Le rapport d’audit du Fonds spécial de solidarité nationale pour la lutte contre le coronavirus et ses répercutions économiques et sociales de la Chambre des comptes, publié le 16 novembre 2021, est assez illustratif sur le préjudice subi par le Trésor Public à travers les surfacturations, les conflits d’intérêts, les détournements, le favoritisme, et les nombreuses entorses à la réglementation. Deux autres cas de détournements présumés de fonds publics à très grande échelle défraient actuellement la chronique : la construction du complexe sportif d’Olembe et la gestion calamiteuse des lignes 65 et 94 logées au Minepat. Visiblement remonté contre la persistance de ce fléau et la résilience de ces comportements qui ternissent l’image du pays tout en obérant les efforts communs de développement, Paul Biya a, une fois de plus, sonné l’alerte.

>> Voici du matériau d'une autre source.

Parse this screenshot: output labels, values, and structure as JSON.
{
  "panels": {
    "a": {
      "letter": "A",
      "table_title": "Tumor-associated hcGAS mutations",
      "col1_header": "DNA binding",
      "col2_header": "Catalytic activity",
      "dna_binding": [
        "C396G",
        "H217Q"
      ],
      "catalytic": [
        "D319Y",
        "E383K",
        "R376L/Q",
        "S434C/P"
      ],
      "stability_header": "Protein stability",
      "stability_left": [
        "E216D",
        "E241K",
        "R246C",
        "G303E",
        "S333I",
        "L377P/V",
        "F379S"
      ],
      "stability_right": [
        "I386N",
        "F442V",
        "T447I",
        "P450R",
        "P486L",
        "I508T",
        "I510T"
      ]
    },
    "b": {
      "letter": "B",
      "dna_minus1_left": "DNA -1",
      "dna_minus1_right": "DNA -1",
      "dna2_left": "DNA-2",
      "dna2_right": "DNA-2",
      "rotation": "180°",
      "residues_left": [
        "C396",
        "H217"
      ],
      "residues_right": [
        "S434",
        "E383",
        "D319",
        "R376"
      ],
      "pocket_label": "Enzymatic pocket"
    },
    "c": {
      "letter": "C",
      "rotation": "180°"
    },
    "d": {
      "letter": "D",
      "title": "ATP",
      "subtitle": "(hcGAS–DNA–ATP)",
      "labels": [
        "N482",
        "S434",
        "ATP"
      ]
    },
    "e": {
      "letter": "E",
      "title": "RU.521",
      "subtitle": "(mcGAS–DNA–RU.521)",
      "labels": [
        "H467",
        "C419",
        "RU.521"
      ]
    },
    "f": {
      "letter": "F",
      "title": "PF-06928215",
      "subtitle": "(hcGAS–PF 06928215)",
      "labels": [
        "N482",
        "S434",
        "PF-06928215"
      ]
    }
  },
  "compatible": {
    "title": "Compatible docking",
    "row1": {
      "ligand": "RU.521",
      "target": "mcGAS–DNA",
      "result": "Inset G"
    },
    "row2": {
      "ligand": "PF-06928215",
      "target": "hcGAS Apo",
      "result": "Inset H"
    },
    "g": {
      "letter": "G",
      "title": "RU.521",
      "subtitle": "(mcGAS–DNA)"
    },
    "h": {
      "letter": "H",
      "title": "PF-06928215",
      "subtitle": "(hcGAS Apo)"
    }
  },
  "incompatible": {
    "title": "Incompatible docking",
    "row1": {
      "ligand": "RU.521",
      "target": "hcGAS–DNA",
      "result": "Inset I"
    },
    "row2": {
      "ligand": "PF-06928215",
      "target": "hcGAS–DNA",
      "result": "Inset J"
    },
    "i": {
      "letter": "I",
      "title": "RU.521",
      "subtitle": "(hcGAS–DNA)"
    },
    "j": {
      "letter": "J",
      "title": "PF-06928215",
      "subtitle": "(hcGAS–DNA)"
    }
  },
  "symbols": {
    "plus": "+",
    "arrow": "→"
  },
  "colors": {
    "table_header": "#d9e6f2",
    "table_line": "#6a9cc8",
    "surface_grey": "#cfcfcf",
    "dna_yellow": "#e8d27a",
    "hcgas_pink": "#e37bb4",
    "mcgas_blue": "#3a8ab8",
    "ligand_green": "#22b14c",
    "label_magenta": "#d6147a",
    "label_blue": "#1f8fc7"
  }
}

De son message à la Nation au soir du 31 décembre dernier, on en retient principalement que la lutte montera d’un cran contre la corruption. Bien plus qu’une mise en garde, cette annonce présidentielle avait clairement des allures de menaces. Paul Biya a redit, et ce à un an d’intervalle et dans des circonstances similaires, que des jours sombres s’annonçaient pour des gestionnaires indélicats, que ceux qui s’enrichissent illicitement en spoliant l’Etat vont rendre compte, dénonçant la persistance de la corruption et de ses effets néfastes sur l’économie et l’ensemble de la société. Cette annonce doit avoir fait perdre le sommeil à plusieurs hauts fonctionnaires, directeurs généraux, gestionnaires de fonds publics et autres ministres. D’autant que le probable retour de l’Opération épervier, du nom de cette campagne mains propres qui a déjà vu l’emprisonnement de plusieurs voleurs en col blanc, fait trembler dans les sphères de la haute administration.